ALGORITHM Floyd(W[1..n, 1..n])

//Implements Floyd‘s algorithm for the all-pairs shortest-paths problem

//Input: The weight matrix W of a graph with no negative-length cycle

//Output: The distance matrix of the shortest paths‘ lengths

D ←W //is not necessary if W can be overwritten

for k←1 to n do

for i ←1 to n do

for j ←1 to n do

D[i, j ]←min{D[i, j ], D[i, k]+ D[k, j]}

return D

Efficiency of Floyd‘s Algorithm: Time efficiency O(n^3) and Space Efficiency is O(n^2)

### Question 42. Write rules for converting infix to postfix.

Scan the input string (infix notation) from left to right. One pass is sufficient.

If the next symbol scanned is an operand, it may be immediately appended to the postfix string.

If the next symbol is an operator, i. Pop and append to the postfix string every operator on the stack that a. is above the most recently scanned left parenthesis, and b. has precedence higher than or is a right-associative operator of equal precedence to that of the new operator symbol. ii. Push the new operator onto the stack.

When a left parenthesis is seen, it must be pushed onto the stack.

When a right parenthesis is seen, all operators down to the most recently scanned left parenthesis must be popped and appended to the postfix string. Furthermore, this pair of parentheses must be discarded.

When the infix string is completely scanned, the stack may still contain some operators.

[Why are there no parentheses on the stack at this point?] All the remaining operators should be popped and appended to the postfix string.
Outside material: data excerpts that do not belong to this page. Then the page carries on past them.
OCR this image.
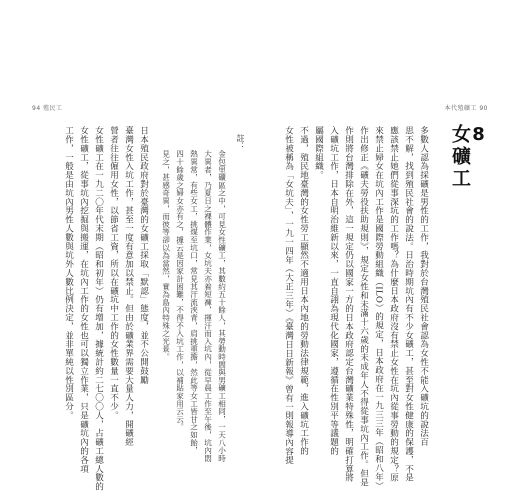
94 殖民工	本代殖礦工 90
8
女礦工
多數人認為採礦是男性的工作，我對於台灣殖民社會認為女性不能入礦坑的說法百
思不解，找到殖民社會的說法。日治時期坑內有不少女礦工，甚至對女性健康的保護，不是
應該禁止她們從事深坑的工作嗎？為什麼日本政府沒有禁止女性在坑內從事勞動的規定？原
來禁止婦女在坑內工作是國際勞動組織（ILO）的規定，日本政府在一九三三年（昭和八年）
作出修正《礦夫勞役扶助規則》，規定女性和未滿十六歲的未成年人不得從事坑內工作。但是
作則將台灣排除在外，這一規定仍以國家一方的日本政府認定台灣礦業特殊性，明確打算將
入礦坑工作，日本自明治維新以來，一直自詡為現代化國家，遵循在性別平等議題的
屬國際組織。
不過，殖民地臺灣的女性勞工顯然不適用日本內地的勞動法律規範，進入礦坑工作的
女性被稱為「女坑夫」，一九一四年（大正三年）《臺灣日日新報》曾有一則報導內容提
註：
金包里礦區之中，可見女性礦工，其數約五十餘人，其勞動時間與男礦工相同，一天八小時
大異者，乃夏日之裸體作業，女坑夫亦着短褲，揮汗而入坑內，從早晨工作至午後，坑內悶
熱異常，有些女工，挑煤至坑口，常見其汗流浹背，肩挑重擔，然此等女工皆甘之如飴，
四十餘歲之婦女亦有之，據云是因家計困難，不得不入坑工作，以補貼家用云云。
見之，甚感奇異，而彼等卻以為當然，實為島內特殊之光景。
日本殖民政府對於臺灣的女礦工採取「默認」態度，並不公開鼓勵
臺灣女性入坑工作，甚至一度有意加以禁止。但由於礦業界需要大量人力，開礦經
營者往往僱用女性，以節省工資，所以在礦坑中工作的女性數量一直不少。
女性礦工在一九二〇年代末期（昭和初年）仍有增加，據統計約二七〇〇人，占礦工總人數的
女性礦工，從事坑內挖掘與搬運，在坑內工作的女性也可以獨立作業，只是礦坑內的各項
工作，一般是由坑內男性人數與坑外人數比例決定，並非單純以性別區分。
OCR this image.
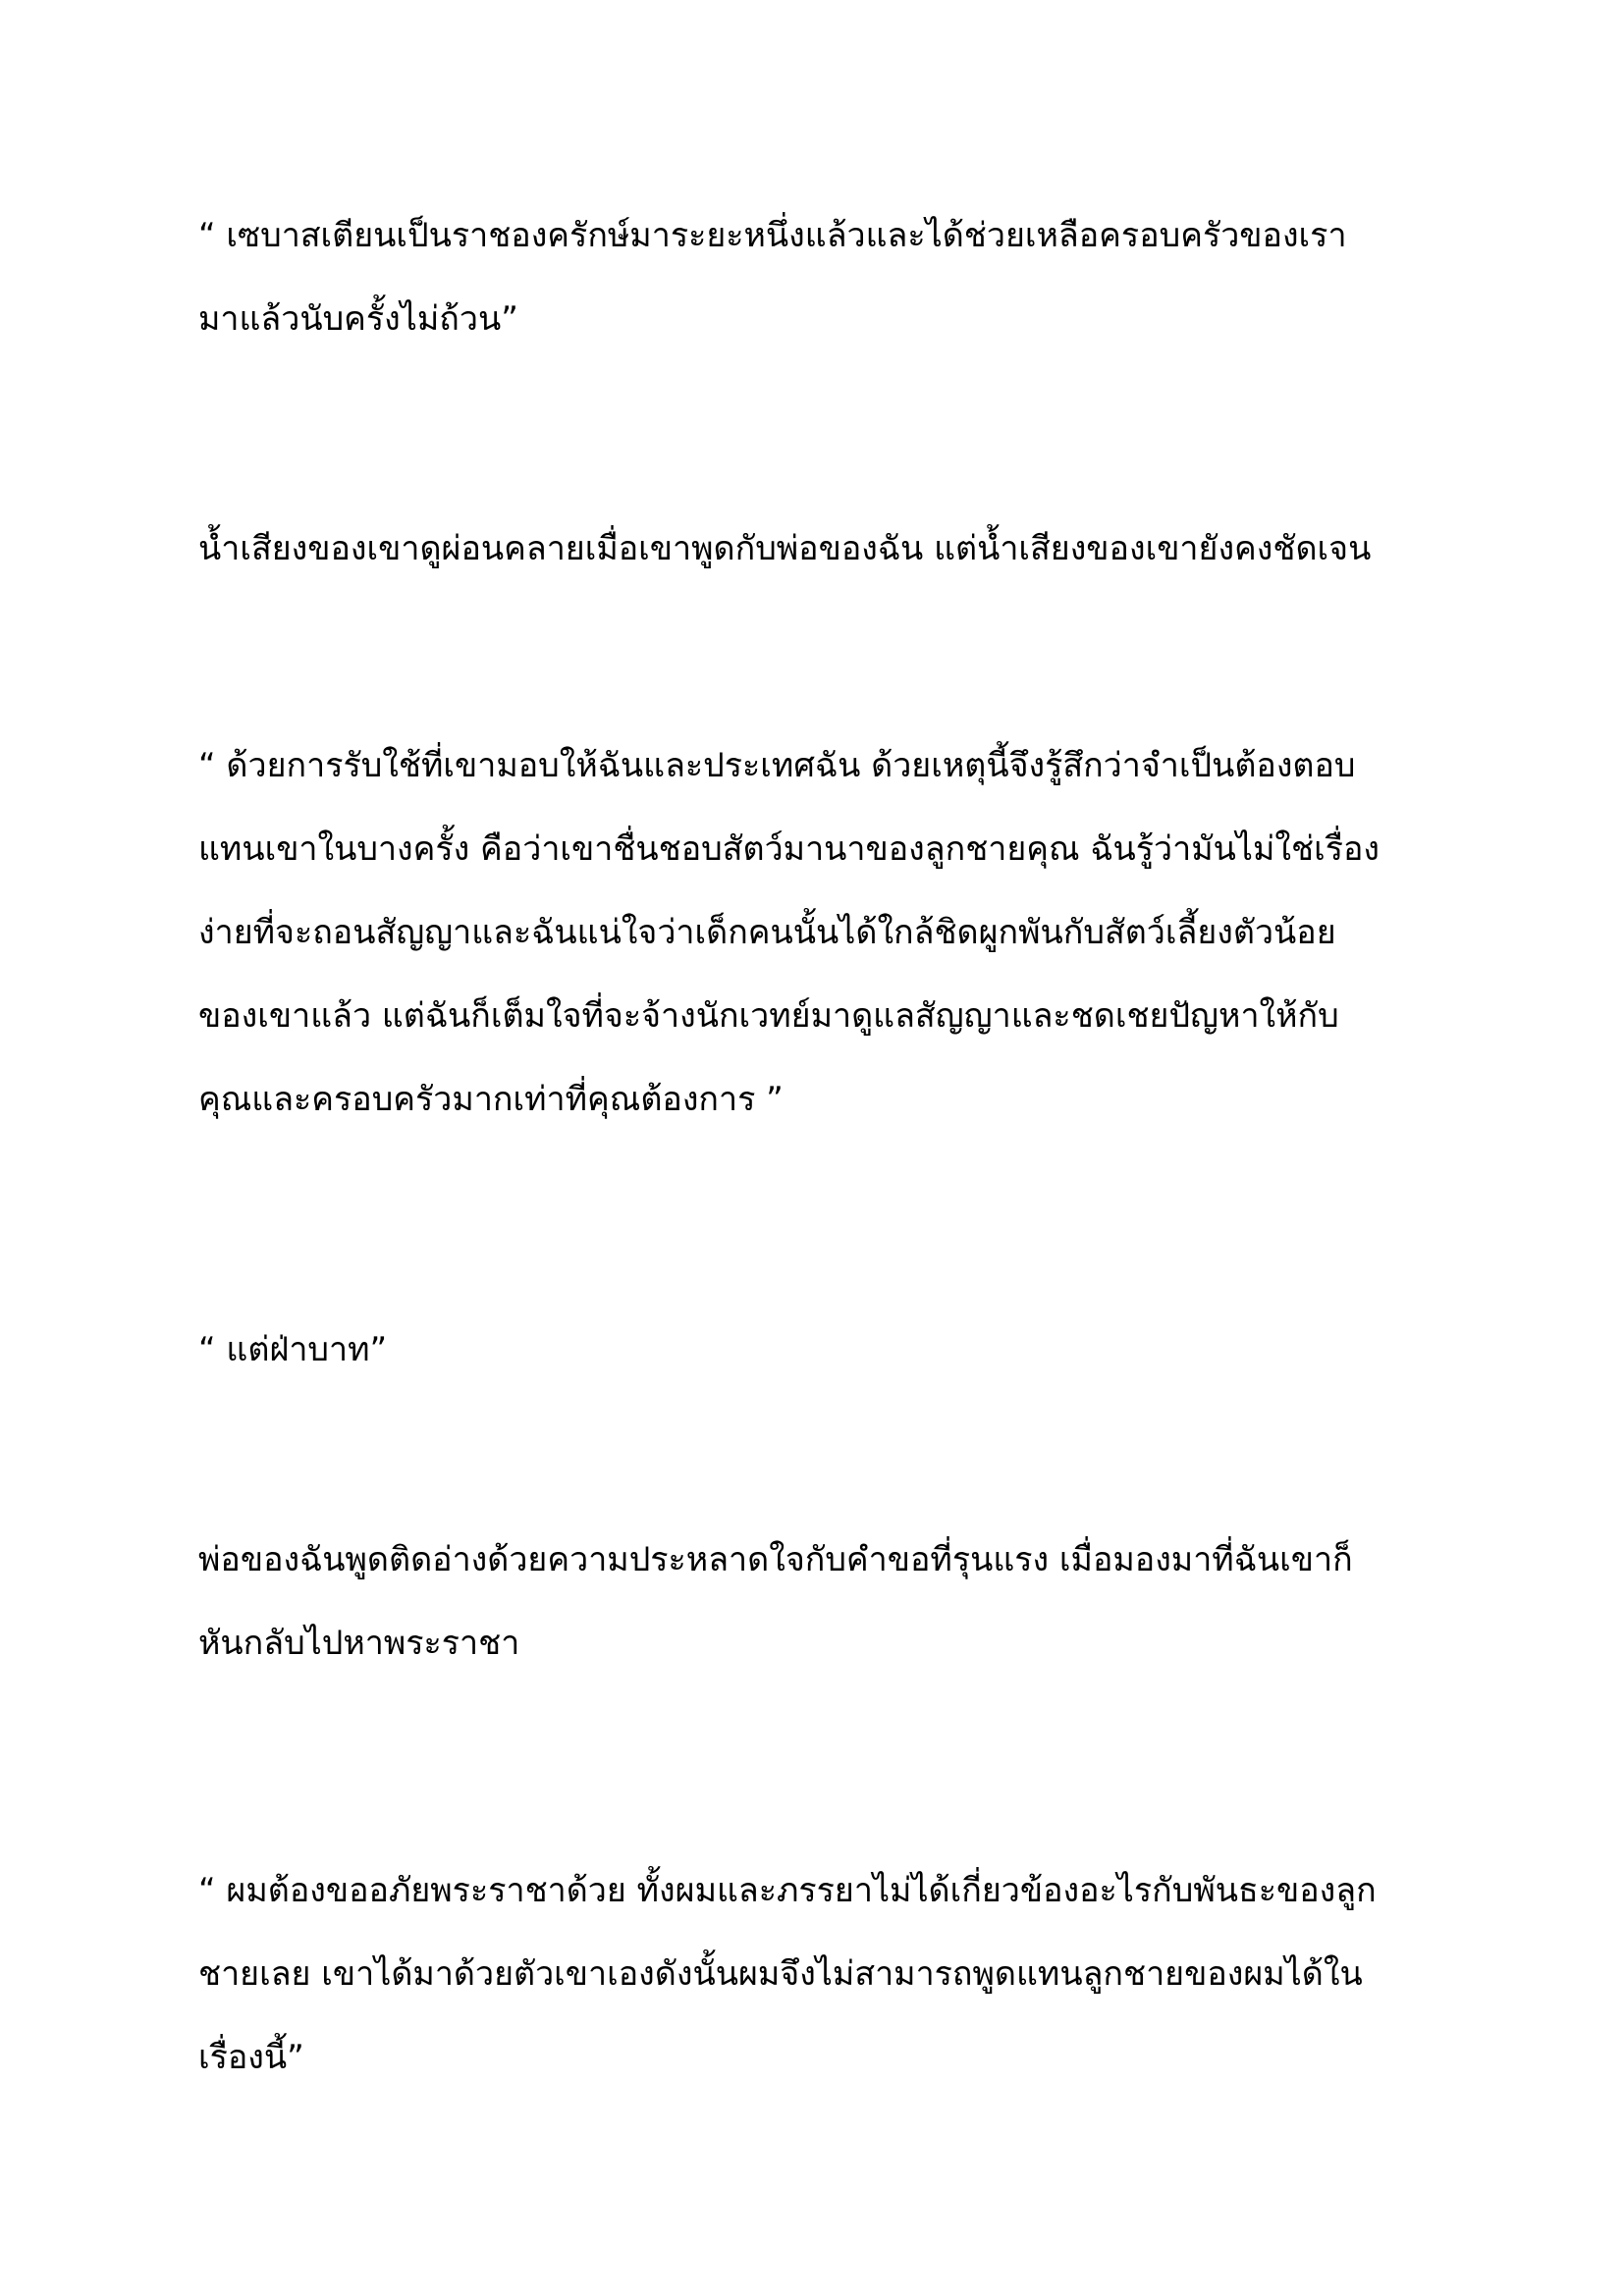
“ เซบาสเตียนเป็นราชองครักษ์มาระยะหนึ่งแล้วและได้ช่วยเหลือครอบครัวของเรา
มาแล้วนับครั้งไม่ถ้วน”

น้ำเสียงของเขาดูผ่อนคลายเมื่อเขาพูดกับพ่อของฉัน แต่น้ำเสียงของเขายังคงชัดเจน

“ ด้วยการรับใช้ที่เขามอบให้ฉันและประเทศฉัน ด้วยเหตุนี้จึงรู้สึกว่าจำเป็นต้องตอบ
แทนเขาในบางครั้ง คือว่าเขาชื่นชอบสัตว์มานาของลูกชายคุณ ฉันรู้ว่ามันไม่ใช่เรื่อง
ง่ายที่จะถอนสัญญาและฉันแน่ใจว่าเด็กคนนั้นได้ใกล้ชิดผูกพันกับสัตว์เลี้ยงตัวน้อย
ของเขาแล้ว แต่ฉันก็เต็มใจที่จะจ้างนักเวทย์มาดูแลสัญญาและชดเชยปัญหาให้กับ
คุณและครอบครัวมากเท่าที่คุณต้องการ ”

“ แต่ฝ่าบาท”

พ่อของฉันพูดติดอ่างด้วยความประหลาดใจกับคำขอที่รุนแรง เมื่อมองมาที่ฉันเขาก็
หันกลับไปหาพระราชา

“ ผมต้องขออภัยพระราชาด้วย ทั้งผมและภรรยาไม่ได้เกี่ยวข้องอะไรกับพันธะของลูก
ชายเลย เขาได้มาด้วยตัวเขาเองดังนั้นผมจึงไม่สามารถพูดแทนลูกชายของผมได้ใน
เรื่องนี้”
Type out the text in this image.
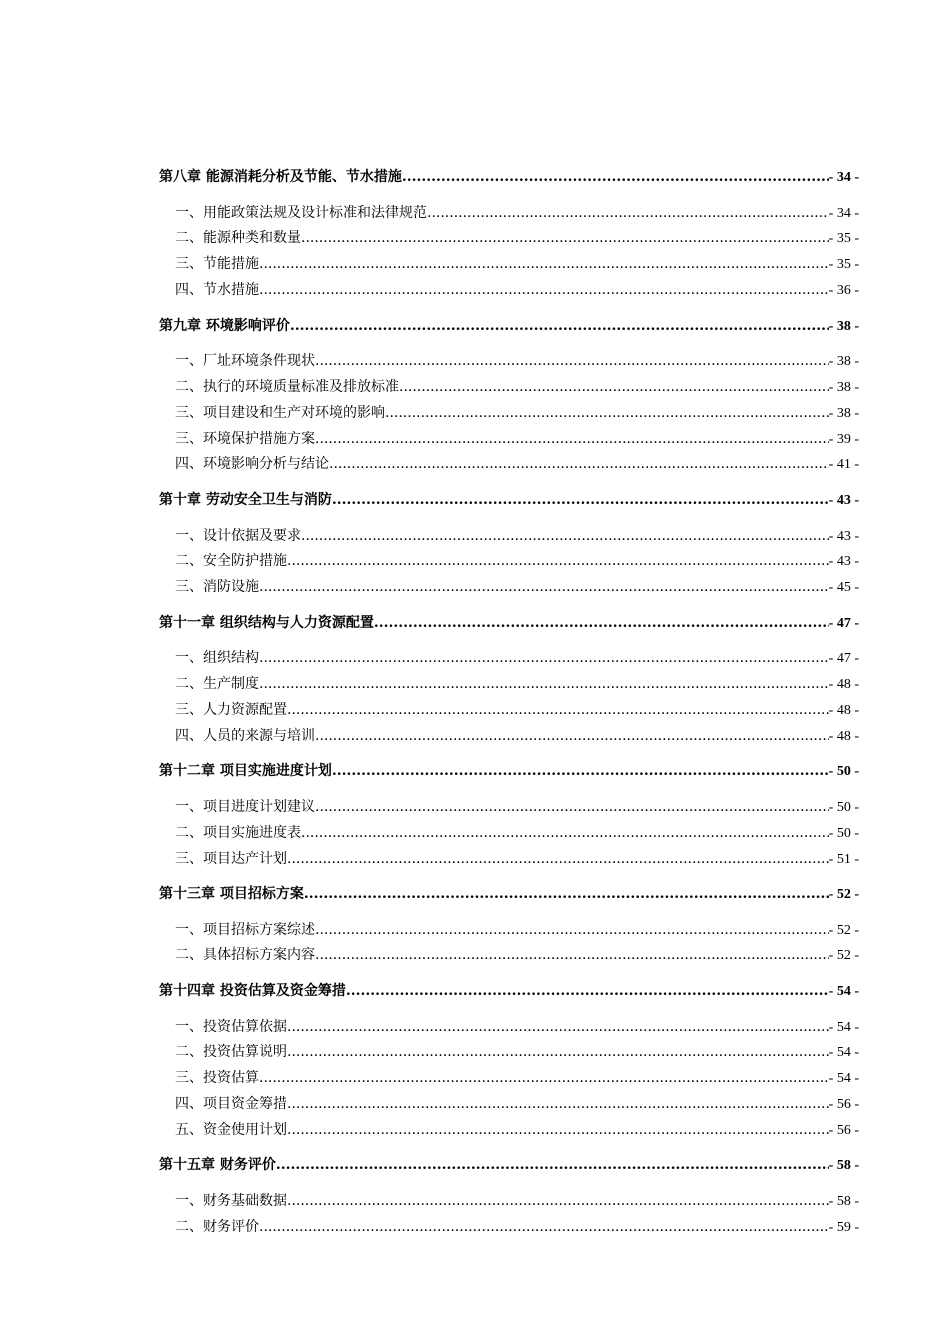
第八章 能源消耗分析及节能、节水措施 .....	- 34 -
一、用能政策法规及设计标准和法律规范 .....	- 34 -
二、能源种类和数量 .....	- 35 -
三、节能措施 .....	- 35 -
四、节水措施 .....	- 36 -
第九章 环境影响评价 .....	- 38 -
一、厂址环境条件现状 .....	- 38 -
二、执行的环境质量标准及排放标准 .....	- 38 -
三、项目建设和生产对环境的影响 .....	- 38 -
三、环境保护措施方案 .....	- 39 -
四、环境影响分析与结论 .....	- 41 -
第十章 劳动安全卫生与消防 .....	- 43 -
一、设计依据及要求 .....	- 43 -
二、安全防护措施 .....	- 43 -
三、消防设施 .....	- 45 -
第十一章 组织结构与人力资源配置 .....	- 47 -
一、组织结构 .....	- 47 -
二、生产制度 .....	- 48 -
三、人力资源配置 .....	- 48 -
四、人员的来源与培训 .....	- 48 -
第十二章 项目实施进度计划 .....	- 50 -
一、项目进度计划建议 .....	- 50 -
二、项目实施进度表 .....	- 50 -
三、项目达产计划 .....	- 51 -
第十三章 项目招标方案 .....	- 52 -
一、项目招标方案综述 .....	- 52 -
二、具体招标方案内容 .....	- 52 -
第十四章 投资估算及资金筹措 .....	- 54 -
一、投资估算依据 .....	- 54 -
二、投资估算说明 .....	- 54 -
三、投资估算 .....	- 54 -
四、项目资金筹措 .....	- 56 -
五、资金使用计划 .....	- 56 -
第十五章 财务评价 .....	- 58 -
一、财务基础数据 .....	- 58 -
二、财务评价 .....	- 59 -
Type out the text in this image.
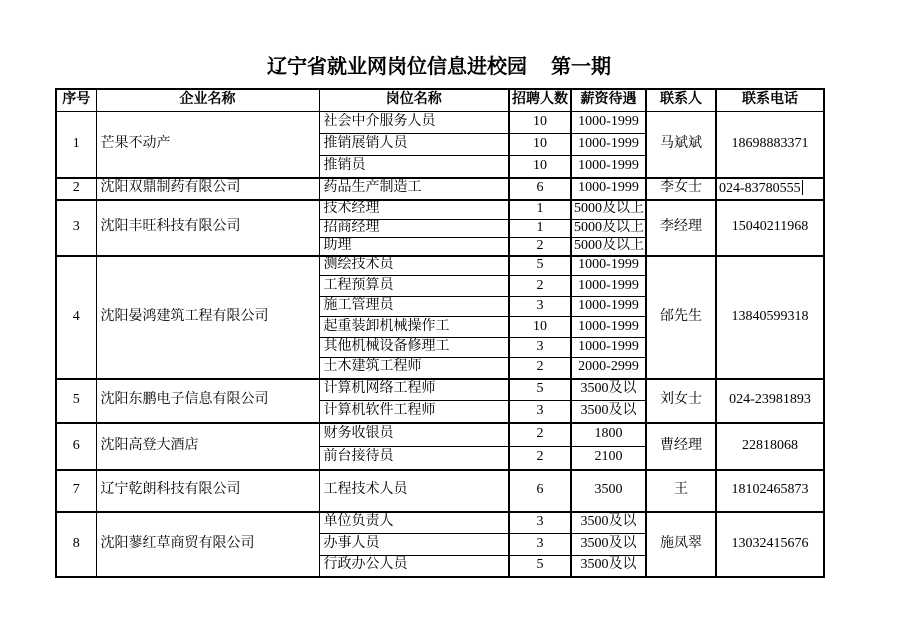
辽宁省就业网岗位信息进校园 第一期
序号	企业名称	岗位名称	招聘人数	薪资待遇	联系人	联系电话
1	芒果不动产	社会中介服务人员	10	1000-1999	马斌斌	18698883371
		推销展销人员	10	1000-1999		
		推销员	10	1000-1999		
2	沈阳双鼎制药有限公司	药品生产制造工	6	1000-1999	李女士	024-83780555
3	沈阳丰旺科技有限公司	技术经理	1	5000及以上	李经理	15040211968
		招商经理	1	5000及以上		
		助理	2	5000及以上		
4	沈阳晏鸿建筑工程有限公司	测绘技术员	5	1000-1999	邰先生	13840599318
		工程预算员	2	1000-1999		
		施工管理员	3	1000-1999		
		起重装卸机械操作工	10	1000-1999		
		其他机械设备修理工	3	1000-1999		
		土木建筑工程师	2	2000-2999		
5	沈阳东鹏电子信息有限公司	计算机网络工程师	5	3500及以	刘女士	024-23981893
		计算机软件工程师	3	3500及以		
6	沈阳高登大酒店	财务收银员	2	1800	曹经理	22818068
		前台接待员	2	2100		
7	辽宁乾朗科技有限公司	工程技术人员	6	3500	王	18102465873
8	沈阳蓼红草商贸有限公司	单位负责人	3	3500及以	施凤翠	13032415676
		办事人员	3	3500及以		
		行政办公人员	5	3500及以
### Question 43. Convert the following infix expression to its equivalent postfix expression Showing stack contents for the conversion:

### (A+B)*(C^(D-E)+F)-G

current symbol operator stack postfix string

( (

A A

+ ( + A

B ( + A B

) A B +

* * A B +

( * ( A B +

C * ( A B + C

^ * ( ^ A B + C

( * ( ^ ( A B + C

D * ( ^ ( A B + C D

- * ( ^ ( - A B + C D

E * ( ^ ( - A B + C D E

) * ( ^ A B + C D E -

+ * ( + A B + C D E - ^

F * ( + A B + C D E - ^ F

) * A B + C D E - ^ F +

- - A B + C D E - ^ F + *

G - A B + C D E - ^ F + * G

AB + C D E - ^ F + * G -

### Question 44. Evaluate the following postfix notation of expression:

### 20,30,+,50,40,-,*

Using Stack

Step 1: Push 20

Step 2: Push 30

Step 3: Pop 20, Pop 30, Push(20+30=50)

Step 4: Push 50

Step 5: Push 40

Step 6: Pop 40, Pop 50 ,Push(50-40=10)

Step 7: Pop 10,Pop 50 ,Push(50*10=500)

Ans=500

### Question 45. Consider the Recurrence relation

`T (n) = 2T(n/2)+n n>1`

### Find an Asymptotic bound on T.

We guess the solution is O (n (logn)).Thus for constant 'c'.

T (n) ≤c n logn

Put this in given Recurrence Equation.

Now,

T (n) ≤2c(n/2)log(n/2)+n

≤cnlogn-cnlog2+n

=cn logn-n (clog2-1)

≤cn logn for (c≥1)

Thus T (n) = O (n logn).

These Data Structure interview questions would give you an insight into what kind of questions could be asked.